Rotten Oranges — Day 3 (Python)

Photo by Brienne Hong on Unsplash

The rotten oranges question is one of the most frequently asked questions in interviews especially Amazon. Let’s dive into the question.

994. Rotting Oranges

In a given grid, each cell can have one of three values:

• the value 0 representing an empty cell;
• the value 1 representing a fresh orange;
• the value 2 representing a rotten orange.

Every minute, any fresh orange that is adjacent (4-directionally) to a rotten orange becomes rotten.

Return the minimum number of minutes that must elapse until no cell has a fresh orange. If this is impossible, return -1 instead.

Example 1:

Input: [[2,1,1],[1,1,0],[0,1,1]]
Output: 4

Example 2:

Input: [[2,1,1],[0,1,1],[1,0,1]]
Output: -1
Explanation:  The orange in the bottom left corner (row 2, column 0) is never rotten, because rotting only happens 4-directionally.

Example 3:

Input: [[0,2]]
Output: 0
Explanation:  Since there are already no fresh oranges at minute 0, the answer is just 0.

Note:

1. 1 <= grid.length <= 10
2. 1 <= grid[0].length <= 10
3. grid[i][j] is only 0, 1, or 2.

I have learned to use Breadth-First-Search Algorithm to be used when we need to find minimum distance or minimum time to do some tasks in a grid or Tree.

In the above question, we need to find the minimum time required for all the oranges rot hence we would be using BFS to solve the above problem.

In order to solve BFS, we require a stack and a queue. Usually, BFS is solved using the Iterative approach. Solving BFS using recursion is of higher complexity.

Let us jump into the solution.

We would require a queue that will hold the co-ordinates of rotten oranges and a set that will hold the co-ordinates of fresh oranges.

 fresh_set = set()
 rotten = []
 for row in range(len(grid)):
     for col in range(len(grid[row])):
         if grid[row][col] == 2:
             rotten.append((row, col, 0))
         elif grid[row][col] == 1:
             fresh_set.add((row, col))

In this question, neighbors are considered as blocks which are adjacent in a 4-direction fashion. We need to calculate possible neighbors.

valid_row = [-1, 0, 0, 1]
valid_col = [0, -1, 1, 0]

Until our queue has elements we pop the co-ordinates from the front of the queue. Keep track of steps taken too. Check if any of the neighbors have fresh orange in them, if yes, push the co-ordinate to the queue and remove it from the fresh set.

If the queue is empty check if there are any more fresh oranges. If yes, return -1(this is what the question requires us to do).

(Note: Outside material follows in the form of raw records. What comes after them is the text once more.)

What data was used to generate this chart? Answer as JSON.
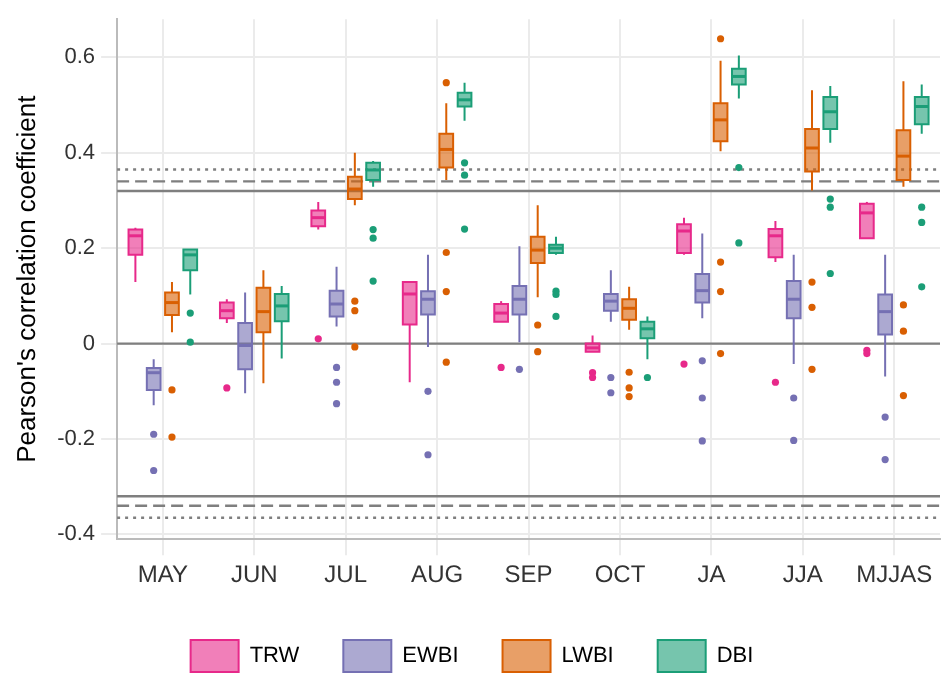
{
  "chart_data": {
    "type": "box",
    "ylabel": "Pearson's correlation coefficient",
    "categories": [
      "MAY",
      "JUN",
      "JUL",
      "AUG",
      "SEP",
      "OCT",
      "JA",
      "JJA",
      "MJJAS"
    ],
    "ylim": [
      -0.41,
      0.68
    ],
    "yticks": [
      -0.4,
      -0.2,
      0,
      0.2,
      0.4,
      0.6
    ],
    "grid": true,
    "legend": "bottom",
    "ref_lines": [
      {
        "axis": "y",
        "value": 0,
        "line_style": "solid",
        "color": "#7f7f7f"
      },
      {
        "axis": "y",
        "value": 0.32,
        "line_style": "solid",
        "color": "#7f7f7f"
      },
      {
        "axis": "y",
        "value": -0.32,
        "line_style": "solid",
        "color": "#7f7f7f"
      },
      {
        "axis": "y",
        "value": 0.34,
        "line_style": "dashed",
        "color": "#7f7f7f"
      },
      {
        "axis": "y",
        "value": -0.34,
        "line_style": "dashed",
        "color": "#7f7f7f"
      },
      {
        "axis": "y",
        "value": 0.365,
        "line_style": "dotted",
        "color": "#7f7f7f"
      },
      {
        "axis": "y",
        "value": -0.365,
        "line_style": "dotted",
        "color": "#7f7f7f"
      }
    ],
    "series": [
      {
        "name": "TRW",
        "color": "#e7298a",
        "boxes": [
          {
            "low": 0.129,
            "q1": 0.186,
            "median": 0.226,
            "q3": 0.239,
            "high": 0.243
          },
          {
            "low": 0.043,
            "q1": 0.053,
            "median": 0.069,
            "q3": 0.086,
            "high": 0.093,
            "outliers": [
              -0.093
            ]
          },
          {
            "low": 0.239,
            "q1": 0.246,
            "median": 0.264,
            "q3": 0.279,
            "high": 0.297,
            "outliers": [
              0.01
            ]
          },
          {
            "low": -0.081,
            "q1": 0.04,
            "median": 0.104,
            "q3": 0.129,
            "high": 0.129
          },
          {
            "low": 0.046,
            "q1": 0.046,
            "median": 0.064,
            "q3": 0.083,
            "high": 0.089,
            "outliers": [
              -0.05
            ]
          },
          {
            "low": -0.017,
            "q1": -0.017,
            "median": -0.009,
            "q3": 0,
            "high": 0.017,
            "outliers": [
              -0.061,
              -0.071
            ]
          },
          {
            "low": 0.186,
            "q1": 0.19,
            "median": 0.236,
            "q3": 0.25,
            "high": 0.264,
            "outliers": [
              -0.043
            ]
          },
          {
            "low": 0.171,
            "q1": 0.181,
            "median": 0.226,
            "q3": 0.24,
            "high": 0.257,
            "outliers": [
              -0.081
            ]
          },
          {
            "low": 0.221,
            "q1": 0.221,
            "median": 0.274,
            "q3": 0.293,
            "high": 0.297,
            "outliers": [
              -0.014,
              -0.021
            ]
          }
        ]
      },
      {
        "name": "EWBI",
        "color": "#7570b3",
        "boxes": [
          {
            "low": -0.129,
            "q1": -0.097,
            "median": -0.061,
            "q3": -0.051,
            "high": -0.033,
            "outliers": [
              -0.19,
              -0.266
            ]
          },
          {
            "low": -0.104,
            "q1": -0.054,
            "median": -0.004,
            "q3": 0.043,
            "high": 0.107
          },
          {
            "low": 0.036,
            "q1": 0.057,
            "median": 0.083,
            "q3": 0.111,
            "high": 0.161,
            "outliers": [
              -0.05,
              -0.081,
              -0.126
            ]
          },
          {
            "low": -0.007,
            "q1": 0.061,
            "median": 0.093,
            "q3": 0.11,
            "high": 0.186,
            "outliers": [
              -0.1,
              -0.233
            ]
          },
          {
            "low": 0.003,
            "q1": 0.061,
            "median": 0.093,
            "q3": 0.121,
            "high": 0.204,
            "outliers": [
              -0.054
            ]
          },
          {
            "low": 0.046,
            "q1": 0.069,
            "median": 0.089,
            "q3": 0.104,
            "high": 0.154,
            "outliers": [
              -0.071,
              -0.103
            ]
          },
          {
            "low": 0.053,
            "q1": 0.086,
            "median": 0.111,
            "q3": 0.146,
            "high": 0.231,
            "outliers": [
              -0.036,
              -0.114,
              -0.204
            ]
          },
          {
            "low": -0.043,
            "q1": 0.053,
            "median": 0.093,
            "q3": 0.131,
            "high": 0.186,
            "outliers": [
              -0.114,
              -0.203
            ]
          },
          {
            "low": -0.069,
            "q1": 0.019,
            "median": 0.067,
            "q3": 0.103,
            "high": 0.186,
            "outliers": [
              -0.154,
              -0.243
            ]
          }
        ]
      },
      {
        "name": "LWBI",
        "color": "#d95f02",
        "boxes": [
          {
            "low": 0.024,
            "q1": 0.06,
            "median": 0.086,
            "q3": 0.107,
            "high": 0.129,
            "outliers": [
              -0.097,
              -0.196
            ]
          },
          {
            "low": -0.083,
            "q1": 0.024,
            "median": 0.067,
            "q3": 0.117,
            "high": 0.154
          },
          {
            "low": 0.29,
            "q1": 0.303,
            "median": 0.324,
            "q3": 0.35,
            "high": 0.4,
            "outliers": [
              0.089,
              0.069,
              -0.007
            ]
          },
          {
            "low": 0.343,
            "q1": 0.369,
            "median": 0.407,
            "q3": 0.44,
            "high": 0.504,
            "outliers": [
              0.547,
              0.191,
              0.109,
              -0.039
            ]
          },
          {
            "low": 0.097,
            "q1": 0.169,
            "median": 0.196,
            "q3": 0.224,
            "high": 0.29,
            "outliers": [
              0.039,
              -0.017
            ]
          },
          {
            "low": 0.029,
            "q1": 0.05,
            "median": 0.074,
            "q3": 0.093,
            "high": 0.119,
            "outliers": [
              -0.06,
              -0.093,
              -0.111
            ]
          },
          {
            "low": 0.403,
            "q1": 0.424,
            "median": 0.469,
            "q3": 0.504,
            "high": 0.593,
            "outliers": [
              0.639,
              0.171,
              0.109,
              -0.021
            ]
          },
          {
            "low": 0.321,
            "q1": 0.361,
            "median": 0.41,
            "q3": 0.45,
            "high": 0.531,
            "outliers": [
              0.129,
              0.076,
              -0.054
            ]
          },
          {
            "low": 0.329,
            "q1": 0.343,
            "median": 0.393,
            "q3": 0.447,
            "high": 0.55,
            "outliers": [
              0.081,
              0.026,
              -0.109
            ]
          }
        ]
      },
      {
        "name": "DBI",
        "color": "#1b9e77",
        "boxes": [
          {
            "low": 0.103,
            "q1": 0.154,
            "median": 0.186,
            "q3": 0.197,
            "high": 0.197,
            "outliers": [
              0.064,
              0.003
            ]
          },
          {
            "low": -0.031,
            "q1": 0.047,
            "median": 0.079,
            "q3": 0.104,
            "high": 0.121
          },
          {
            "low": 0.329,
            "q1": 0.343,
            "median": 0.364,
            "q3": 0.379,
            "high": 0.383,
            "outliers": [
              0.239,
              0.221,
              0.131
            ]
          },
          {
            "low": 0.467,
            "q1": 0.497,
            "median": 0.511,
            "q3": 0.526,
            "high": 0.547,
            "outliers": [
              0.379,
              0.353,
              0.24
            ]
          },
          {
            "low": 0.186,
            "q1": 0.19,
            "median": 0.2,
            "q3": 0.207,
            "high": 0.224,
            "outliers": [
              0.11,
              0.103,
              0.057
            ]
          },
          {
            "low": -0.033,
            "q1": 0.011,
            "median": 0.031,
            "q3": 0.046,
            "high": 0.057,
            "outliers": [
              -0.071
            ]
          },
          {
            "low": 0.514,
            "q1": 0.543,
            "median": 0.56,
            "q3": 0.576,
            "high": 0.604,
            "outliers": [
              0.369,
              0.211
            ]
          },
          {
            "low": 0.421,
            "q1": 0.45,
            "median": 0.486,
            "q3": 0.517,
            "high": 0.54,
            "outliers": [
              0.303,
              0.286,
              0.147
            ]
          },
          {
            "low": 0.44,
            "q1": 0.46,
            "median": 0.497,
            "q3": 0.517,
            "high": 0.543,
            "outliers": [
              0.286,
              0.254,
              0.119
            ]
          }
        ]
      }
    ]
  }
}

Else return the step number.

while(rotten):
    row, col, time = rotten.pop(0)
    for neigh in range(len(valid_row)):
        new_row = row+valid_row[neigh]
        new_col = col+valid_col[neigh]
        # Checks if the orange at this position is fresh and the co-ordinates are not outside the boundary
        if(self.is_safe(new_row, new_col, grid)):
            grid[new_row][new_col] = 2
            rotten.append((new_row, new_col, time+1))
            fresh_set.remove((new_row, new_col))
 return -1 if fresh_set else time

The complete solution is as follows.

class Solution:
    def is_safe(self, row, col, grid):
        return(0<= row< len(grid) and
               0<= col< len(grid[0]) and
               grid[row][col] == 1)
    def orangesRotting(self, grid: List[List[int]]) -> int:
        fresh_set = set()
        rotten = []
        for row in range(len(grid)):
            for col in range(len(grid[row])):
                if grid[row][col] == 2:
                    rotten.append((row, col, 0))
                elif grid[row][col] == 1:
                    fresh_set.add((row, col))
        if rotten == [] and not fresh_set:
            return 0
        elif rotten == []:
            return -1
            
        valid_row = [-1, 0, 0, 1]
        valid_col = [0, -1, 1, 0]
        while(rotten):
            row, col, time = rotten.pop(0)
            for neigh in range(len(valid_row)):
                new_row = row+valid_row[neigh]
                new_col = col+valid_col[neigh]
                if(self.is_safe(new_row, new_col, grid)):
                    grid[new_row][new_col] = 2
                    rotten.append((new_row, new_col, time+1))
                    fresh_set.remove((new_row, new_col))
        return -1 if fresh_set else time

Complexity Analysis

Time Complexity

We are required to scan through each block in the grid. Scanning through each block would take O(N*M), where N is the number of rows and M is the number of columns.

Space Complexity

In the worst-case scenario, we have all the oranges in our grid as rotten. Then we would be required to store the co-ordinates in our queue and that would take O(N * M) where N is the number of rows of the grid and M is the number of columns.

Kindly let me know in case you find any errors in the article. Additionally, I would like to improve my writing skills so any suggestions or critiques are highly welcomed.